Lebensschutz und Asyl: Wo Parteien-Unterschiede sichtbar werden
Wie halten es die heimischen Parteien mit sozialer Gerechtigkeit, Lebensschutz und dem Stellenwert der Religion in der Gesellschaft? Diesen Fragen ging Radio Klassik Stephansdom in zwei Sondersendungen (Mittwoch, 11. Oktober, und Freitag, 13 Oktober) nach. Inhaltliche Differenzen wurden u.a. bei Fragen zur Mindestsicherung aber auch beim Lebensschutz oder der Ehe deutlich.

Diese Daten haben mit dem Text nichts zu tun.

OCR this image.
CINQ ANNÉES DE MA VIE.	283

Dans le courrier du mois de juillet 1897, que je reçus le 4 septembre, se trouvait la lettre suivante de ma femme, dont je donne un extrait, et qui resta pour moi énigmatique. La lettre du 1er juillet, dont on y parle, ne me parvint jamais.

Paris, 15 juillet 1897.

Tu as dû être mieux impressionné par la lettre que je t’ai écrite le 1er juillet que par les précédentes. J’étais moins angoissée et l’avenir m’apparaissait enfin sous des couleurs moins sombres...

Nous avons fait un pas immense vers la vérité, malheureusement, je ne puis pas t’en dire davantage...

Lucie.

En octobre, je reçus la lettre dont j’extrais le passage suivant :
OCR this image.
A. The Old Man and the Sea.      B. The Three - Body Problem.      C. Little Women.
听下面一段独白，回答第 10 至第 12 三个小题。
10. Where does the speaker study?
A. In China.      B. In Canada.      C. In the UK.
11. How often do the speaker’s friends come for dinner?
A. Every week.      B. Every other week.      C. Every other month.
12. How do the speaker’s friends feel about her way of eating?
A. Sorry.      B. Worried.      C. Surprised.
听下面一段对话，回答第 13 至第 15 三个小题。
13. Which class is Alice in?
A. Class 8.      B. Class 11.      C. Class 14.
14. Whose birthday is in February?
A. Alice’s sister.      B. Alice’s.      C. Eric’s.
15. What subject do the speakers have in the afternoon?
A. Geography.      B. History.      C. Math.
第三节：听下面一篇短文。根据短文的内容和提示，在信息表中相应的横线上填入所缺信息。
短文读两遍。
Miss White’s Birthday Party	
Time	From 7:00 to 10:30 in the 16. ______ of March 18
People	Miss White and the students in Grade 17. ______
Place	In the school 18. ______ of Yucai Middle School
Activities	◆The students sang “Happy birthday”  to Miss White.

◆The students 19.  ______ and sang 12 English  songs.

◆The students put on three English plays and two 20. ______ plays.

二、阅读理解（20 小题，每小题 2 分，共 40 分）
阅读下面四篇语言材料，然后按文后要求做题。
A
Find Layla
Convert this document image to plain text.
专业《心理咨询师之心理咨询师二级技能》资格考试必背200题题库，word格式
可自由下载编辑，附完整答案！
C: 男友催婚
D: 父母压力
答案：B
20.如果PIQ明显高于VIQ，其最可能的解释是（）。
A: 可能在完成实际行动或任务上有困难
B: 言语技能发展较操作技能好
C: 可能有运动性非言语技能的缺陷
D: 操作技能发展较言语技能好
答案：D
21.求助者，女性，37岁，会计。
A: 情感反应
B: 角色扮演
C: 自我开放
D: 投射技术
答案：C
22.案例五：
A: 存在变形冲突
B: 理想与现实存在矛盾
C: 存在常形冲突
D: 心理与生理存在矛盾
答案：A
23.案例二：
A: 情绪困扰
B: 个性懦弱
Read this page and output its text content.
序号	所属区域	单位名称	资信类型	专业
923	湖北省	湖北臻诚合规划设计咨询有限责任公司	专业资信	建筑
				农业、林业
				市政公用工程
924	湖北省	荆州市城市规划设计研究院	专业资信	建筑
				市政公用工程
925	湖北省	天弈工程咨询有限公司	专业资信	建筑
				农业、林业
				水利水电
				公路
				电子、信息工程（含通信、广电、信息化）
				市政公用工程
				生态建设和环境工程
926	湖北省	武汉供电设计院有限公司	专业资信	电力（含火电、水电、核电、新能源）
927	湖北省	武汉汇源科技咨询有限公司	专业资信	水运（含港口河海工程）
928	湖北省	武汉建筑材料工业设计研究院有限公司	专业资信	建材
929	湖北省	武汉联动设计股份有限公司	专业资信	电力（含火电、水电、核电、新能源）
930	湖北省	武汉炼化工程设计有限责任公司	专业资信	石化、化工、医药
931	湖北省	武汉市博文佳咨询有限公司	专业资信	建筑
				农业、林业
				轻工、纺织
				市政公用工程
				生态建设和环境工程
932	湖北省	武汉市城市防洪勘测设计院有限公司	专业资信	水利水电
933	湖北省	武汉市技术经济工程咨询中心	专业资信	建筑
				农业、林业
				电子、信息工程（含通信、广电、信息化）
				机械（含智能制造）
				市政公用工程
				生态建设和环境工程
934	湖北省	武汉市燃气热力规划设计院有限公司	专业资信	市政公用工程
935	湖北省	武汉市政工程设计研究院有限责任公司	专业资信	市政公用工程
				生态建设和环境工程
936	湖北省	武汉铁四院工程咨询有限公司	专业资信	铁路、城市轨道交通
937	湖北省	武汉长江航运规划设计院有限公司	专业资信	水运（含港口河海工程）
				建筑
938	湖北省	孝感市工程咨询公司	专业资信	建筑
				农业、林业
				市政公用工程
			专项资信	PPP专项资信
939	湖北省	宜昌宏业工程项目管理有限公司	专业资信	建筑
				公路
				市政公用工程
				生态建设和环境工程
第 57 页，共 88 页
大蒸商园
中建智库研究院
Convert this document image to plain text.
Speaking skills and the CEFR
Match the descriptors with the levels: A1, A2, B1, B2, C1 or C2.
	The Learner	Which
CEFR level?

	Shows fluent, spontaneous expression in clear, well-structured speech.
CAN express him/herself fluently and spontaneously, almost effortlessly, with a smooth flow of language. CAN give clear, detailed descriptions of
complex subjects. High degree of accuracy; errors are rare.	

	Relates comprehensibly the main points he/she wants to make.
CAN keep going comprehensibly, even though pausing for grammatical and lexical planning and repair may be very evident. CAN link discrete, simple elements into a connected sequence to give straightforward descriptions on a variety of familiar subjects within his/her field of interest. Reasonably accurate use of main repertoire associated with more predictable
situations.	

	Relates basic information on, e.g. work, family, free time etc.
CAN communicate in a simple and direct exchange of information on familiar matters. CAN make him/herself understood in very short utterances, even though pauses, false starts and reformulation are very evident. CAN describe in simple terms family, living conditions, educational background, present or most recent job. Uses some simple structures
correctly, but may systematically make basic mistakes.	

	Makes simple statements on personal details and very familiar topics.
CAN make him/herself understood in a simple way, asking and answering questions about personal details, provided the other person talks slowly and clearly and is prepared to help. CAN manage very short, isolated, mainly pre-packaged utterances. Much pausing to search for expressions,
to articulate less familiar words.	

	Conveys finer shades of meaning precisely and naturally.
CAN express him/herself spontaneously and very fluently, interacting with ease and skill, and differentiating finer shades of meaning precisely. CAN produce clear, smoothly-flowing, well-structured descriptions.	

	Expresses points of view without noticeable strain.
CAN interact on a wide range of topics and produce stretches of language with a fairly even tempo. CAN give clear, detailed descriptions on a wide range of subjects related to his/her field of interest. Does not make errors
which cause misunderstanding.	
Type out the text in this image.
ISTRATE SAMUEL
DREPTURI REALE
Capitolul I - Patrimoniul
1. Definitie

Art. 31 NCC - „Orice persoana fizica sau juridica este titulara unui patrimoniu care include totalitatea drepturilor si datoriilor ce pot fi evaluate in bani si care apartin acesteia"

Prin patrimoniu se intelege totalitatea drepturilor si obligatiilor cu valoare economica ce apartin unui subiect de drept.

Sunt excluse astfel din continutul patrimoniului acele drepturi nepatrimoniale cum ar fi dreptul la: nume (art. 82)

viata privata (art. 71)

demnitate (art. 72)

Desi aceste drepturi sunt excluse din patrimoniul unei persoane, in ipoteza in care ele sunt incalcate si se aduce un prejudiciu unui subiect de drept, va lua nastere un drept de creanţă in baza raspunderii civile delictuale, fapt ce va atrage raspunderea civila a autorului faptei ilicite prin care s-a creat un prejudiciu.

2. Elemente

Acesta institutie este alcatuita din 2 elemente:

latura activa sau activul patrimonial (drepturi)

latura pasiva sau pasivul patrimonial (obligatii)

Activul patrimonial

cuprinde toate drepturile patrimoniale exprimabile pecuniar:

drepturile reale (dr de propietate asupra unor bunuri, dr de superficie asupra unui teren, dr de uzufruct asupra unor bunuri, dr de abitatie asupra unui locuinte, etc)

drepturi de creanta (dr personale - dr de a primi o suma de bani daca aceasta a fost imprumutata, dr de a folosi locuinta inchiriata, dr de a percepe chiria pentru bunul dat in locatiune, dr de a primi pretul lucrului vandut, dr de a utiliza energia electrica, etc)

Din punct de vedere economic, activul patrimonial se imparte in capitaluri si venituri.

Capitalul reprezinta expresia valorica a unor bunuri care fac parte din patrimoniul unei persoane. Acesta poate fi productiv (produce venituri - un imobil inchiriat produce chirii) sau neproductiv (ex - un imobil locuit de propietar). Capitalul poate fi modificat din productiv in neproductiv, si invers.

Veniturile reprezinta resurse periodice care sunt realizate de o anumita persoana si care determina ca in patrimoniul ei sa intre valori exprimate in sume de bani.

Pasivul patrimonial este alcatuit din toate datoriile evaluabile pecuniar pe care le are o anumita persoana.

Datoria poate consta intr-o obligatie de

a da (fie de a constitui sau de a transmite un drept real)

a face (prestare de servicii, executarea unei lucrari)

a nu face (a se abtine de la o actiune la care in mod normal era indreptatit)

Gabriele Heinisch-Hosek (SPÖ), Gudrun Kugler (ÖVP), Heinz-Christian Strache (FPÖ), Irmgard Griss (Neos) und Ulrike Lunacek (Die Grünen) stellten sich in der Freitagssendung den Fragen von Johannes Reinprecht, Leiter des Instituts für Ehe und Familie der Österreichischen Bischofskonferenz, und Menerva Hammad, eine österreichische Journalistin und Muslima mit Migrationshintergrund.
Keine einheitliche Meinung gab es gleich zur Frage, ob nicht die Möglichkeit, vermeintlich behinderte Kinder bis unmittelbar vor der Geburt abzutreiben, endlich abgeschafft werden sollte. Kugler sprach davon, dass die derzeitige Regelung "stark zu hinterfragen" sei. Und: "Eigentlich sollten wir das nicht mehr zulassen." Lunacek ging nicht auf die rechtliche Situation ein, sprach aber davon, werdenden Eltern von behinderten Kindern Mut zu machen für ein Leben mit ihrem Kind. Griss hielt die derzeitige rechtliche Situation für "sehr problematisch" und forderte einen breiten gesellschaftlichen Diskurs ein. Vielen Menschen in Österreich sei das Probleme überhaupt nicht bewusst, meinte Griss.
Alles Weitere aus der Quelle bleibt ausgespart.